On Tuesday, Retired Gen. Dan McNeill, a former commander of the 82nd Airborne Division, 18th Airborne Corps and U.S. Army Forces Command, popped into the Bell’s shop.

“There are quite a few stories up on these walls,” McNeill said, pointing to photos of Earnhardt, who visited the post; Austin; Medal of Honor recipient Fred Zabitosky; North Carolina native retired Gen. Hugh Shelton, who is a former chairman of the joint chief of staffs; retired Gen. Stanley McChrystal, who served as chief of staff of the Corps and later commanded Joint Special Operations Command and the U.S. war in Afghanistan; and World War II paratrooper and former 82nd Airborne Division and Corps commander Lt. Gen.
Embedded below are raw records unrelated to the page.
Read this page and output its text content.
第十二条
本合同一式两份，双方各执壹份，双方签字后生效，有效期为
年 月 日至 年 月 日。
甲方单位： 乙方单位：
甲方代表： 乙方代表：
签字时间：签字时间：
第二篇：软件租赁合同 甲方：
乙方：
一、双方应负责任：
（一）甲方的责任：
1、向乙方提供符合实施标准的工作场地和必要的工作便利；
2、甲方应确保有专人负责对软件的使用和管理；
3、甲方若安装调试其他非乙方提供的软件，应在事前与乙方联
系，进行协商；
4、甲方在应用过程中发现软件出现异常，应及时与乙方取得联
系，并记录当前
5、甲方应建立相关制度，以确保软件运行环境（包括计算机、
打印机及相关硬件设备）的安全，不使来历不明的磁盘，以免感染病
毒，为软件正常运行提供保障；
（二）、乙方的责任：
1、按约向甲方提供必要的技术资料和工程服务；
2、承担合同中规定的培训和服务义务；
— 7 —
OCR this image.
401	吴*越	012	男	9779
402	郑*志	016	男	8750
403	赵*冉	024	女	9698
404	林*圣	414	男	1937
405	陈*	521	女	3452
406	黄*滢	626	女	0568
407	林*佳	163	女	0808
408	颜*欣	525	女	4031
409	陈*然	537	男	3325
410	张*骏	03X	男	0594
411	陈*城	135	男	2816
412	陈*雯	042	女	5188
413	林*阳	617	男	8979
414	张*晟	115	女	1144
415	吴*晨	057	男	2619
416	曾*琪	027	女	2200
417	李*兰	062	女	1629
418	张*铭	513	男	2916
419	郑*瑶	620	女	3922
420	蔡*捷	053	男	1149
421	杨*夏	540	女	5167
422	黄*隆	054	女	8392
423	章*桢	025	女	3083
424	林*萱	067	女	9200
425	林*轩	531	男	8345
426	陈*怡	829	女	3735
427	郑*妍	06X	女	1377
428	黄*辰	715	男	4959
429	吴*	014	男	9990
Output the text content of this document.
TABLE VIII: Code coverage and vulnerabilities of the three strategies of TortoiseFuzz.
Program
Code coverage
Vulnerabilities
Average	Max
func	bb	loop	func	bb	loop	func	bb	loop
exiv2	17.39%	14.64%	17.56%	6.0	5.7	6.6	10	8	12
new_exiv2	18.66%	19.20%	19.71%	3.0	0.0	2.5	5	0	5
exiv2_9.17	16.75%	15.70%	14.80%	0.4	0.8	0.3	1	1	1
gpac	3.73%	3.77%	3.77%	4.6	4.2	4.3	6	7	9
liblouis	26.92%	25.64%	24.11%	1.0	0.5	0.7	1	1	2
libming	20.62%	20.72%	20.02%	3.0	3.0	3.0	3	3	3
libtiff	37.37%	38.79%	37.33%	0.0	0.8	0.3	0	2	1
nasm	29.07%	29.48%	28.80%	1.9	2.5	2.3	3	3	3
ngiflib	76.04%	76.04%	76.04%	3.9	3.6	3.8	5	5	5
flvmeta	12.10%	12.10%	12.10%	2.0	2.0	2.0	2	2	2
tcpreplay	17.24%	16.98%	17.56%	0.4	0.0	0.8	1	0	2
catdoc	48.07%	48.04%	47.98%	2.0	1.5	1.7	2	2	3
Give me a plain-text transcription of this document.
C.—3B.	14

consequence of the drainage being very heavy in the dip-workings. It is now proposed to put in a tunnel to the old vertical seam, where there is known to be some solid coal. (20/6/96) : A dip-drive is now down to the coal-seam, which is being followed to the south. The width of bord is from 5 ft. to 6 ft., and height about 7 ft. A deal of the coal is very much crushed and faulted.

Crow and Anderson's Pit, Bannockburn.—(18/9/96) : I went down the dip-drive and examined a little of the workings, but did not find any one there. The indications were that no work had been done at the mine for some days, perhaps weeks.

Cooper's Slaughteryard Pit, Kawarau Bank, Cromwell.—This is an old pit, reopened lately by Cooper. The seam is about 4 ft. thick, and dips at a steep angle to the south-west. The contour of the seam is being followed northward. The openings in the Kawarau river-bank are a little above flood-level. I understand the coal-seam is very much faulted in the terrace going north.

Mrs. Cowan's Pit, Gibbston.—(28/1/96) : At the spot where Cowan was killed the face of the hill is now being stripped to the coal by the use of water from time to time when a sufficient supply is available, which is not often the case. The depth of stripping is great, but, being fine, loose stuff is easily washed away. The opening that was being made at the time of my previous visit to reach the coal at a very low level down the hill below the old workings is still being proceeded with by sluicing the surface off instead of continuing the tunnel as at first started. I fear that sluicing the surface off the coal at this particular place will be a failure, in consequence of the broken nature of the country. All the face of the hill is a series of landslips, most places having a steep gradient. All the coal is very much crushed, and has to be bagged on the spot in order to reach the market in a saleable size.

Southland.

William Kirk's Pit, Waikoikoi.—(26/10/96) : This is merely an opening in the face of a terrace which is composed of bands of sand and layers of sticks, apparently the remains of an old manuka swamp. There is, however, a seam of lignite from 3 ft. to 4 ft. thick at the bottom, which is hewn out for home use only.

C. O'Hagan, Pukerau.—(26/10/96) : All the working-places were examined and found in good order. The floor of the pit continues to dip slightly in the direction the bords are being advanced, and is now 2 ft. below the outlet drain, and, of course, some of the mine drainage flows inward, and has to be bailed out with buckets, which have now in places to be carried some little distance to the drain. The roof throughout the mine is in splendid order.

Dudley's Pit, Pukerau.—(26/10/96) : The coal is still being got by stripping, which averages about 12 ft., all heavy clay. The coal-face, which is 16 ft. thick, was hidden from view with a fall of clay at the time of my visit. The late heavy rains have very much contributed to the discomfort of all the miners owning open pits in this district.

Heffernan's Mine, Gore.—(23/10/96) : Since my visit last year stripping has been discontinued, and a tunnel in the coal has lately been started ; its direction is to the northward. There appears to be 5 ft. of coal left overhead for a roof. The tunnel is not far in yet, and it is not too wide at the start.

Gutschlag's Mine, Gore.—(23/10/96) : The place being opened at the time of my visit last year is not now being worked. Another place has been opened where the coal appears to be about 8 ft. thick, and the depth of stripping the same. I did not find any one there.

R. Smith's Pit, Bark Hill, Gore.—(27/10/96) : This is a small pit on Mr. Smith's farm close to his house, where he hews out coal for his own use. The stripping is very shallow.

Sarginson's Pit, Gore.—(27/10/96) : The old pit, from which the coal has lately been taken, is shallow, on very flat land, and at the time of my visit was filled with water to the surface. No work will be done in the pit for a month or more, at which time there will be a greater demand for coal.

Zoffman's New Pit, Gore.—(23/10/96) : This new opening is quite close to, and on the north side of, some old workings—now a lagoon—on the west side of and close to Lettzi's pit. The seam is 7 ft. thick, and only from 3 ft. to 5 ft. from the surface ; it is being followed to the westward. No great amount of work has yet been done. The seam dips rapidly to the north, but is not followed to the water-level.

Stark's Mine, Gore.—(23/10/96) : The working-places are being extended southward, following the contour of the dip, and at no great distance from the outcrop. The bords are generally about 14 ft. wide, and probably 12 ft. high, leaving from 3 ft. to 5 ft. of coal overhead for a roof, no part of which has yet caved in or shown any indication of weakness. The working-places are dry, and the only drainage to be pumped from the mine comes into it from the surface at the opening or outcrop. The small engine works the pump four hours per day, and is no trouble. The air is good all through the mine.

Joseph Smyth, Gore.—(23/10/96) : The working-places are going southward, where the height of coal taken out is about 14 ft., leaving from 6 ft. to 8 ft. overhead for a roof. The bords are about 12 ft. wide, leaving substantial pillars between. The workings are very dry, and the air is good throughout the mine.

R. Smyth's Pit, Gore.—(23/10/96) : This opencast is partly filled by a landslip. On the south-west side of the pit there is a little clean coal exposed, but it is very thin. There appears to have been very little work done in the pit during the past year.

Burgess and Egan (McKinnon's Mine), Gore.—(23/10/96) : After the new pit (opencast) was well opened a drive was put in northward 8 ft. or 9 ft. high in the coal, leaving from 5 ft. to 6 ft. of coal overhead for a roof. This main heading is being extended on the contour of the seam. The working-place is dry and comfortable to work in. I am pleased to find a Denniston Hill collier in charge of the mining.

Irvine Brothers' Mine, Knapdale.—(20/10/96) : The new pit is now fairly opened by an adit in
Richard “Dick” Seitz.

Half a century and 23 Fort Bragg commanders later, Travis Bell still cutting hair on Fort Bragg

Travis Bell, 18th Airborne Corps barber, cuts the hair of one of his regular customers June 20, 2024, at Fort Liberty.
Travis Bell, 18th Airborne Corps barber, cuts the hair of one of his regular customers June 20, 2024, at Fort Liberty.

57 years, with faith

Bell credits his faith in God for his shop being open on post for 57 years, which he said hasn’t always been easy.

He said that about 10 years after he married his wife Eleanor in 1970, she started to have “a bad case” of arthritis, in 1980.

Not long after, he said, they learned she was pregnant, but Bell said the baby only lived a few hours.

As his wife continued to suffer from arthritis and underwent knee replacement surgery, Bell said, she became pregnant again.

Doctors told the couple the pregnancy could be terminated because of the medicine Bell’s wife was taking, he said, but they chose not to.

Bell said he prayed that the baby wouldn’t be deformed or have health issues.

Their baby girl, Melody, was born healthy, he said, and now works as an emergency room nurse.

“That’s called we believe in God. I’ve been through some stuff trying to keep this shop open,” Bell said.

He estimates that he’s cut about 900,000 soldiers, civilians and veterans’ hair during the past five decades he’s worked on post.

"All these people’s hair I cut, they had their time, and when it came time, they left, whether they retired or decided to go home," he said.

Bell candidly said that he gets “a bit depressed” at the thought of retiring in September.

“Really, I don’t know what I’m going to do. This is my role. I just love it. It’s the best job I’ve ever had meeting all kinds of people from all over the world,” he said.